Vous dites : « C’est épuisant de s'occuper des enfants.» Vous avez raison. Vous ajoutez : « Parce que nous devons nous mettre à leur niveau. Nous baisser, nous pencher, nous courber, nous rapetisser. » Là, vous vous trompez. Ce n'est pas tant cela qui fatigue le plus, que le fait d'être obligé de nous élever jusqu'à la hauteur de leurs sentiments. De nous élever, nous étirer, nous mettre sur la pointe des pieds, nous tendre. Pour ne pas les blesser.

Janusz Korczak, Quand je redeviendrai petit (prologue), AFJK.

A propos de l’enfant-roi

A l'occasion de Noël et à propos de l'enfant-roi

Par Olivier Maurel

L'enfant-roi est le grand épouvantail que beaucoup de spécialistes de l'enfance agitent devant les parents qu'ils jugent laxistes.

Pourtant, un bon nombre d'exemples célèbres prêcheraient plutôt dans un autre sens.

Qu'auraient dit ces professionnels de l'enfance à un père qui aurait poussé le refus de frustrer son enfant jusqu'à le faire éveiller en musique pour ne pas brusquer son sommeil. Certainement : “Vous allez en faire un enfant-roi ! Et gare à la suite !”. La suite, c'est Michel de Montaigne, un des plus grands écrivains français, un de ceux qui ont exercé l'influence la plus humanisante sur les siècles suivants.

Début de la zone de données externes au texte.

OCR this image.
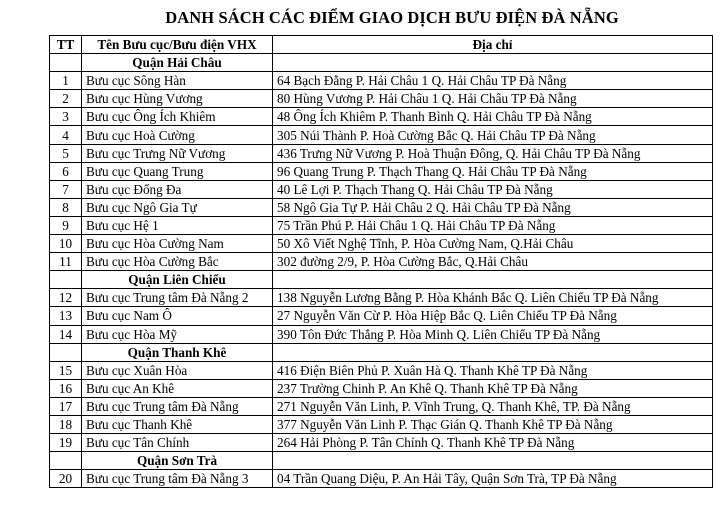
DANH SÁCH CÁC ĐIỂM GIAO DỊCH BƯU ĐIỆN ĐÀ NẴNG
TT	Tên Bưu cục/Bưu điện VHX	Địa chỉ
	Quận Hải Châu	
1	Bưu cục Sông Hàn	64 Bạch Đằng P. Hải Châu 1 Q. Hải Châu TP Đà Nẵng
2	Bưu cục Hùng Vương	80 Hùng Vương P. Hải Châu 1 Q. Hải Châu TP Đà Nẵng
3	Bưu cục Ông Ích Khiêm	48 Ông Ích Khiêm P. Thanh Bình Q. Hải Châu TP Đà Nẵng
4	Bưu cục Hoà Cường	305 Núi Thành P. Hoà Cường Bắc Q. Hải Châu TP Đà Nẵng
5	Bưu cục Trưng Nữ Vương	436 Trưng Nữ Vương P. Hoà Thuận Đông, Q. Hải Châu TP Đà Nẵng
6	Bưu cục Quang Trung	96 Quang Trung P. Thạch Thang Q. Hải Châu TP Đà Nẵng
7	Bưu cục Đống Đa	40 Lê Lợi P. Thạch Thang Q. Hải Châu TP Đà Nẵng
8	Bưu cục Ngô Gia Tự	58 Ngô Gia Tự P. Hải Châu 2 Q. Hải Châu TP Đà Nẵng
9	Bưu cục Hệ 1	75 Trần Phú P. Hải Châu 1 Q. Hải Châu TP Đà Nẵng
10	Bưu cục Hòa Cường Nam	50 Xô Viết Nghệ Tĩnh, P. Hòa Cường Nam, Q.Hải Châu
11	Bưu cục Hòa Cường Bắc	302 đường 2/9, P. Hòa Cường Bắc, Q.Hải Châu
	Quận Liên Chiểu	
12	Bưu cục Trung tâm Đà Nẵng 2	138 Nguyễn Lương Bằng P. Hòa Khánh Bắc Q. Liên Chiểu TP Đà Nẵng
13	Bưu cục Nam Ô	27 Nguyễn Văn Cừ P. Hòa Hiệp Bắc Q. Liên Chiểu TP Đà Nẵng
14	Bưu cục Hòa Mỹ	390 Tôn Đức Thắng P. Hòa Minh Q. Liên Chiểu TP Đà Nẵng
	Quận Thanh Khê	
15	Bưu cục Xuân Hòa	416 Điện Biên Phủ P. Xuân Hà Q. Thanh Khê TP Đà Nẵng
16	Bưu cục An Khê	237 Trường Chinh P. An Khê Q. Thanh Khê TP Đà Nẵng
17	Bưu cục Trung tâm Đà Nẵng	271 Nguyễn Văn Linh, P. Vĩnh Trung, Q. Thanh Khê, TP. Đà Nẵng
18	Bưu cục Thanh Khê	377 Nguyễn Văn Linh P. Thạc Gián Q. Thanh Khê TP Đà Nẵng
19	Bưu cục Tân Chính	264 Hải Phòng P. Tân Chính Q. Thanh Khê TP Đà Nẵng
	Quận Sơn Trà	
20	Bưu cục Trung tâm Đà Nẵng 3	04 Trần Quang Diệu, P. An Hải Tây, Quận Sơn Trà, TP Đà Nẵng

Son père, effectivement, le faisait réveiller en musique.

Qu'auraient dit ces professionnels de l'enfance à un père qui, par amour pour son fils, cherchait à le protéger des duretés de la vie, à tel point que ce garçon dut attendre sa majorité pour être confronté à la maladie, à la vieillesse et à la mort ? “Vous allez en faire un enfant-roi ! Et gare à la suite !” La suite, c'est Bouddha, fondateur d'une religion non-violente.

Qu'auraient dit ces professionnels de l'enfance à des parents qui, depuis la naissance de leur fils, l'ont entouré des soins les plus attentifs parce que des rêves et des visions les avaient persuadés qu'il était exceptionnel. Ils étaient si laxistes que lorsque leur fils, au cours d'un voyage, disparut pendant trois jours sans les prévenir pour rester à discuter dans un temple, au lieu de lui flanquer une bonne raclée, ils lui ont dit qu'ils avaient été très angoissés et lui ont simplement demandé pourquoi il avait fait ça. Et même s'ils n'ont pas compris sa réponse, ils ne l'ont puni d'aucune manière. “Gare à la suite !” auraient très certainement menacé ces professionnels de l'enfance, “vous allez en faire un enfant-roi !” La suite ? C'est Jésus qui a prêché l'amour toute sa vie.

Qu'auraient dit enfin ces sourcilleux professionnels de l'enfance à ces centaines de parents du début du XXe siècle qui aimaient tellement leurs enfants qu'ils leur faisaient confiance, se contentaient de leur enseigner par l'exemple les valeurs auxquelles ils croyaient et ne manifestaient envers eux ni autoritarisme ni répression ? “Gare à la suite”, auraient-ils dit sans doute. La suite ? Ce sont les Justes qui, pendant l'occupation allemande, ont risqué leur vie pour sauver des centaines de Juifs persécutés. Quatre cents d'entre eux, interrogés sur leur éducation, ont répondu en majorité qu'ils avaient des parents affectueux, qui leur avaient enseigné l'altruisme, qui leur faisaient confiance et qui leur ont donné une éducation non autoritaire et non répressive.